El lenguaje del gobierno
Por Rubén Mújica Vélez/El Presente del Pasado
El país va al arrinconamiento social. A la negativa del diálogo entre pueblo y gobierno, éste se muestra represor, violento e injusto como nunca. Peor: lo hace incluso con grupos sociales que exigen justicia económica, salarial, y no exigen el cambio político, estructural del régimen. Peor, porque si se procede así contra grupos cuyas exigencias son negociables, ¿cómo procederá contra los que exigen la transformación del país?, ¿cómo responderá a los que, para arraigar ideas en el colectivo social, denuncian la corrupción que reina en las cúpulas, pudre a la sociedad y hambrea a las mayorías populares?
Los viejos priistas —léase el viejo Adolfo Ruiz Cortines— dejaron un legado que sus sucesores han olvidado en su afán por volver a los tiempos del “carro completo” y la obediencia a las órdenes provenientes de Los Pinos. Afirmó el ex presidente: “los asuntos que arden… hay que dejarlos que se enfríen.” Ahora se responde al botepronto, a la trompa talega, y se usa la macana y las balas de goma, “aportación” del señor de Puebla, Rafael Moreno Valle, cuyos lauros fueron su sumisión ante Mario Marín —el señor de las botellas de cognac— y también ser nieto de un doctor que gobernó Puebla gracias a la decisión de Gustavo Díaz Ordaz.
Se ha olvidado incluso una vieja prédica de los viejos priistas: “ante problemas sociales hay que saber negociar, usar la mano izquierda.” Hoy, cuando la sociedad no puede superar los crímenes y secuestros de Iguala, cuando Tlataya cobra vigor, cuando Apatzingán tiñe de rojo la tierra, cuando ante el enfrentamiento entre la gente de Hipólito Mora y el Americano —que aportó 11 asesinatos— se declaró, en una versión “salomónica”, que ambos grupos actuaron en “legítima defensa”… y los crímenes quedarán impunes; cuando el crimen organizado muestra su músculo y repite la tragedia gringa de Mogadiscio, se incrementan las facturas pendientes del gobierno de Enrique Peña Nieto. Con todos esos lastres sangrientos, se ataca ahora a los jornaleros de Baja California, muchos de ellos triquis, los pobres de los pobres en Oaxaca, “los oaxaquitas” como discriminatoriamente los llaman allá. Lo digo sin vanidad: pude entrar a uno de los emporios hortícolas, Santa María de los Pinos, y verificar la esclavitud infame en que los campesinos, con su miseria pero con la riqueza de su fuerza de trabajo, crean enormes capitales. ¿Qué hizo Ernesto Zedillo, que conoció personalmente esa infamia? Nada. Los siguientes desgobiernos, de “empresarios para empresarios”, menos.
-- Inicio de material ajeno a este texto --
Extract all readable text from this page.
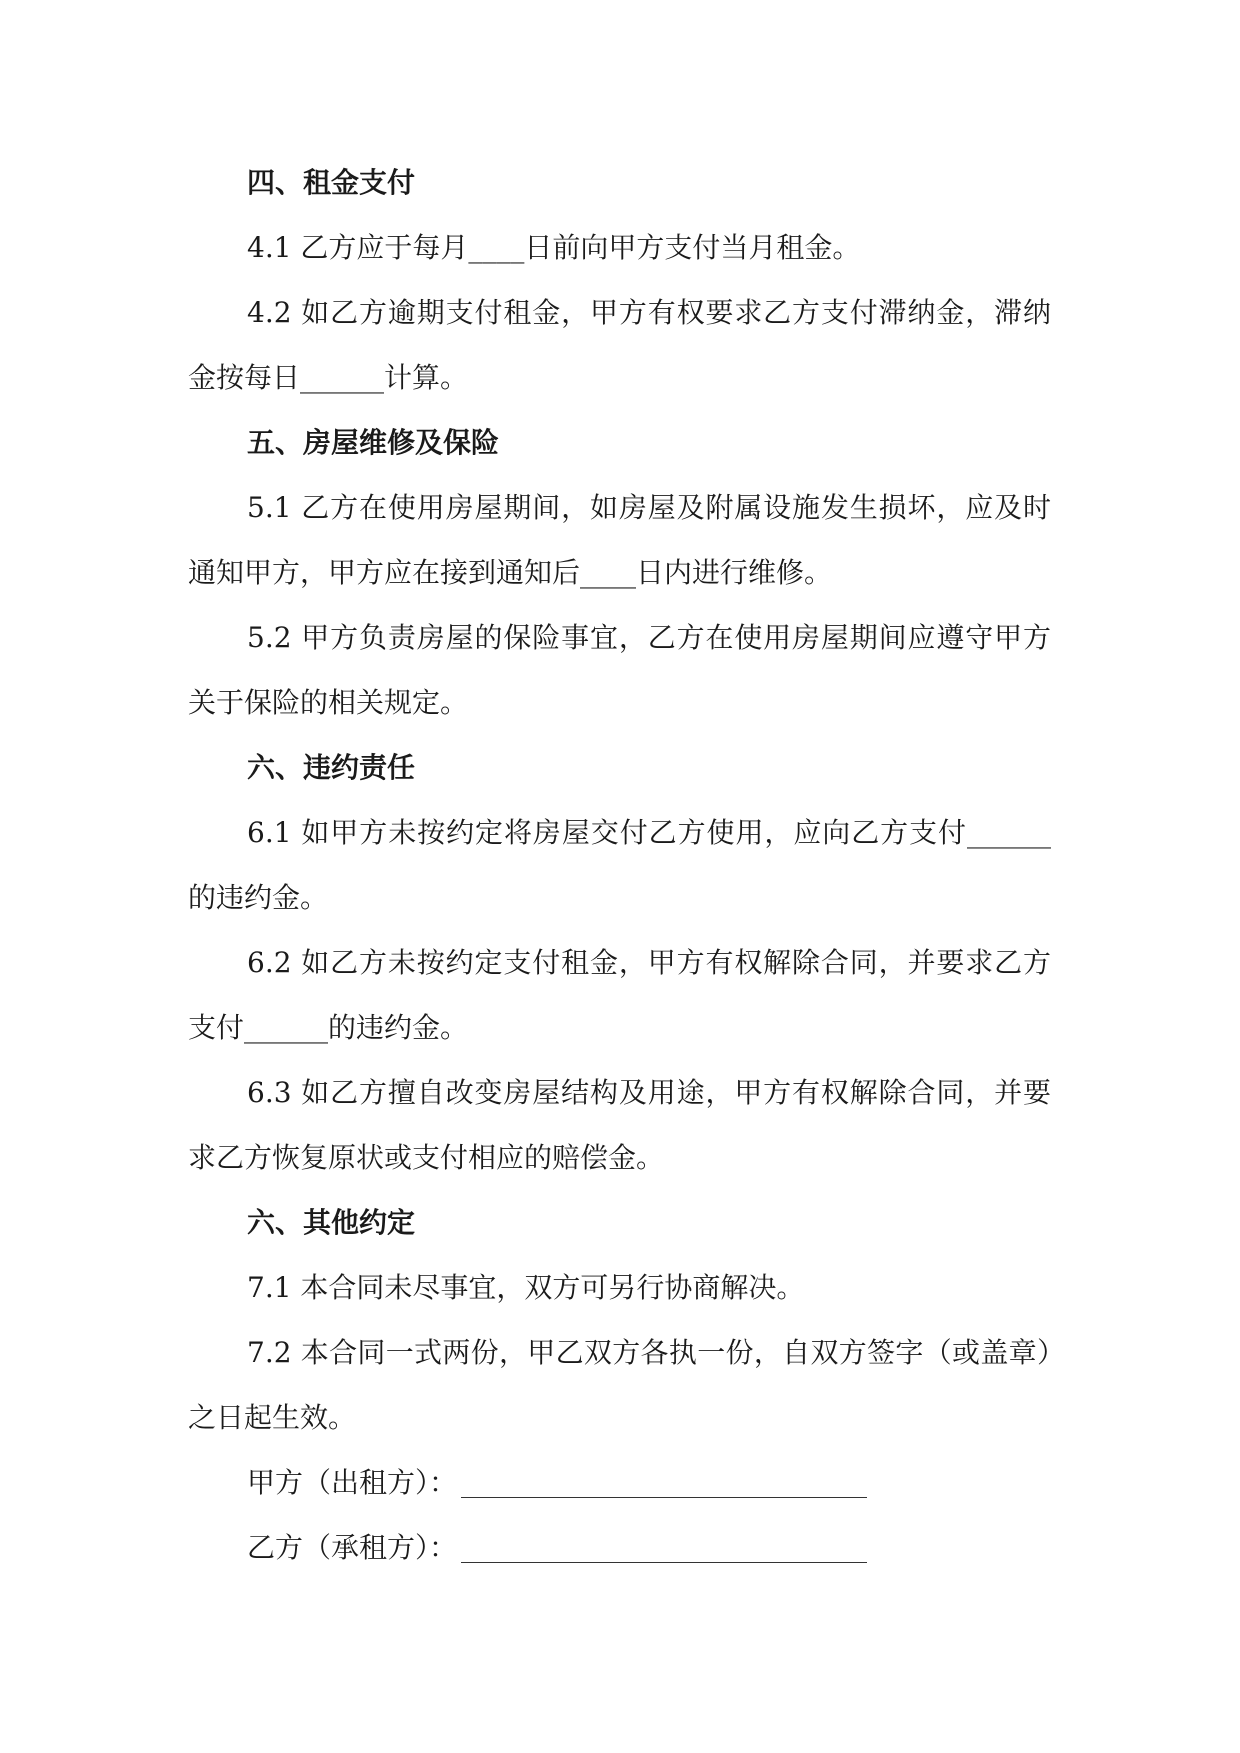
四、租金支付

4.1 乙方应于每月____日前向甲方支付当月租金。

4.2 如乙方逾期支付租金，甲方有权要求乙方支付滞纳金，滞纳金按每日______计算。

五、房屋维修及保险

5.1 乙方在使用房屋期间，如房屋及附属设施发生损坏，应及时通知甲方，甲方应在接到通知后____日内进行维修。

5.2 甲方负责房屋的保险事宜，乙方在使用房屋期间应遵守甲方关于保险的相关规定。

六、违约责任

6.1 如甲方未按约定将房屋交付乙方使用，应向乙方支付______的违约金。

6.2 如乙方未按约定支付租金，甲方有权解除合同，并要求乙方支付______的违约金。

6.3 如乙方擅自改变房屋结构及用途，甲方有权解除合同，并要求乙方恢复原状或支付相应的赔偿金。

六、其他约定

7.1 本合同未尽事宜，双方可另行协商解决。

7.2 本合同一式两份，甲乙双方各执一份，自双方签字（或盖章）之日起生效。

甲方（出租方）：
乙方（承租方）：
La represión se revela sin máscaras. El gobierno de Peña Nieto ratifica que es el peor de los fantasmas de los plutócratas. Con la lucha de clases en pleno, él, el desgobernador panista de Baja California y toda la burocracia corresponsable se ponen del lado de los explotadores. La violencia es el lenguaje oficial. La cerrazón de la Secretaría de Gobernación es inaudita. Esto pone a la sociedad ante una disyuntiva: ¿puede esperar algo de las elecciones intermedias y las futuras?, ¿significa algo el voto cuando han hablado las armas gubernamentales? Los jornaleros evidenciaron la brutalidad de los empresarios. Su disputa podía haberse paliado, al menos con la intervención de un gobierno medianamente inteligente. Pero se optó por la vía de la violencia sin embozo. ¿Acaso para que sepan las trasnacionales que a cualquier reclamo social se responderá con la receta de los Díaz (don Porfirio y Díaz Ordaz) —“¡mátalos en caliente!”?
Ante esto, ¿cuál es la vía para que el pueblo busque la justicia que se le niega? Los partidos políticos, enfangados en su “piñata electoral”, tienen una voz tenue, convenenciera, que se apaga ante el lenguaje de las armas. ¿Serán una opción? Ante esta duda fundamental, se está imponiendo una realidad: sólo el pueblo organizado puede y debe recuperar su autoridad, ejerciendo a plenitud el artículo 39 constitucional:
La soberanía nacional reside esencial y originariamente en el pueblo. Todo poder dimana del pueblo y se instituye para beneficio de éste. El pueblo tiene en todo tiempo el inalienable derecho de alterar o modificar la forma de su gobierno.